Man Found Guilty in Julie Love Murder
ATLANTA (AP) _ A jury convicted a man of murder and kidnapping late Wednesday in the shotgun slaying of a preschool teacher, a case linked to the mail bomb assassinations of a federal judge and a lawyer.
Defendant Emmanuel Hammond, 24, of Marietta bowed his head when the verdict was announced in Fulton County Superior Court, but otherwise showed no emotion.
The jury reached its verdict around 11:15 p.m., about eight hours after deliberations began.
The prosecution plans to ask for the death penalty. Judge Ralph Hicks said the trial’s sentencing phase would begin Thursday morning.
In addition to felony and malice murder and kidnapping, Hammond was found guilty of armed robbery in the slaying of preschool fitness teacher Julie Love.
Miss Love, 27, disappeared in July 1988, and was the subject of a highly publicized search until her body was found in a northeast Atlanta dumping ground last August. She had been shot in the head.
A letter from a group claiming responsibility for the mail bomb deaths last December of 11th U.S. Circuit Court of Appeals Judge Robert Vance in Mountain Brook, Ala., and Savannah attorney Robert Robinson said the attacks were motivated by outrage over Miss Love’s slaying.
The letter, signed by Americans for a Competent Federal Judicial System, threatened more violence if any other white women were attacked by black men in Alabama, Florida or Georgia. Miss Love was white; Hammond is black.

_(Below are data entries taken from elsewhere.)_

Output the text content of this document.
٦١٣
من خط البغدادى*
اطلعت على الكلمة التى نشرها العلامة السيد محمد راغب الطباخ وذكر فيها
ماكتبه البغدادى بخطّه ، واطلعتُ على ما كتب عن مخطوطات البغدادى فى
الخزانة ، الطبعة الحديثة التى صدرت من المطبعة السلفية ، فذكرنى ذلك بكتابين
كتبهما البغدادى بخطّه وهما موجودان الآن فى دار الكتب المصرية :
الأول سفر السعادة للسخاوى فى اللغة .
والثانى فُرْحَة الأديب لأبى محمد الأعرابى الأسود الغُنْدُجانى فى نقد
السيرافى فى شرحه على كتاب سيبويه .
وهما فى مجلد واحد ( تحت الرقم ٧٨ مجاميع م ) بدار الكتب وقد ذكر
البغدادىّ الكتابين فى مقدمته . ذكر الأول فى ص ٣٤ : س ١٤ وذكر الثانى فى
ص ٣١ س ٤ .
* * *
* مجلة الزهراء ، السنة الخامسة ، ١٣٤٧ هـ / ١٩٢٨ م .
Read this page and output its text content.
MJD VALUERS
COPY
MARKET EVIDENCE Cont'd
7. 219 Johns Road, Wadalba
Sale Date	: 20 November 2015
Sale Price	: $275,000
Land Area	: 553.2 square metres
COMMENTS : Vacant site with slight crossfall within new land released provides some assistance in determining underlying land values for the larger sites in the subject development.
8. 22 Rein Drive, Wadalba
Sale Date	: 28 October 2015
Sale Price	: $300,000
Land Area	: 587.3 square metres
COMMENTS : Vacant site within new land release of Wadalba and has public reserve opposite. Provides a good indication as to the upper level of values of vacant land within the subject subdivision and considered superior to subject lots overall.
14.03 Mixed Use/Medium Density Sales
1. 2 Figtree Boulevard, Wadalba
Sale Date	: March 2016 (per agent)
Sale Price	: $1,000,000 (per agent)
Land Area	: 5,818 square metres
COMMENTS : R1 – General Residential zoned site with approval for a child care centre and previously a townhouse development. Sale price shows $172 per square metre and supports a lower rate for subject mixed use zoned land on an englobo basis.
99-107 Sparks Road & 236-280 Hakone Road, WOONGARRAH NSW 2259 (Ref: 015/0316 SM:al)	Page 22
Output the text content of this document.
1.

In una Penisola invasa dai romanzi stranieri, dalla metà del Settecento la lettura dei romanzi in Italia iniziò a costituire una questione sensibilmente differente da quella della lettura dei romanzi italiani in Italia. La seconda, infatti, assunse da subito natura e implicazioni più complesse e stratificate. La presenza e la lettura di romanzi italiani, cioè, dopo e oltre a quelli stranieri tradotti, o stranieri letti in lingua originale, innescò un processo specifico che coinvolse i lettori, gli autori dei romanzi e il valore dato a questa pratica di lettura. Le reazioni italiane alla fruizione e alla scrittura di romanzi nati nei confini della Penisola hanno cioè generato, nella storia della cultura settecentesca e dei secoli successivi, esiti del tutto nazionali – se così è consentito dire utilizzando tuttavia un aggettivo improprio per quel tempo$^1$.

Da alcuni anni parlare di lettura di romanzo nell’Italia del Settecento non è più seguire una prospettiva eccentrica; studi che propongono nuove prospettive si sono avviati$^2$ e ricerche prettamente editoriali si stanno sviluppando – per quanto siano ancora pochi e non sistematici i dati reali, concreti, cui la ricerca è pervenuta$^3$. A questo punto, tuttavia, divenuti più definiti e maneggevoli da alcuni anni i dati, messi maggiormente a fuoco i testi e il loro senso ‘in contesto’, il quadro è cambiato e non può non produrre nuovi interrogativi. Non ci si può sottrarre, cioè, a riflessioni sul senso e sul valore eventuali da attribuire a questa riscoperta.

Bombs were also intercepted at the 11th U.S. Circuit courthouse in Atlanta and the Jacksonville, Fla., chapter of the National Association for the Advancement of Colored People.
Testimony in Hammond’s trial began last week under heavy security because of concern over the mail-bomb link. A death threat from a group called the Aryan Resistance Movement, apparently unrelated to the bombings, prompted even tighter security later.
In closing arguments Wednesday, Assistant District Attorney William L. Hawthorne III urged jurors to convict Hammond, saying, ″Give the devil his due.″
He said there would be more violence if Hammond were acquitted.
″As sure as I stand here before you, there will be another victim,″ Hawthorne said. ″You just don’t know her name yet.″
Defense attorney William A. Wehunt said in his closing statement that Hammond was innocent.
Wehunt charged that Hammond’s two chief accusers, former girlfriend Janice Weldon and Hammond cousin Maurice Porter, killed Miss Love and were trying to frame his client.
Porter pleaded guilty to murder, armed robbery and rape in the death of Miss Love and is awaiting sentencing.
He testified last week that Hammond abducted Miss Love from an Atlanta street after her car ran out of gas and dragged her into some bushes before shooting her to death. Miss Weldon, who led police to Miss Love’s body, also testified against Hammond.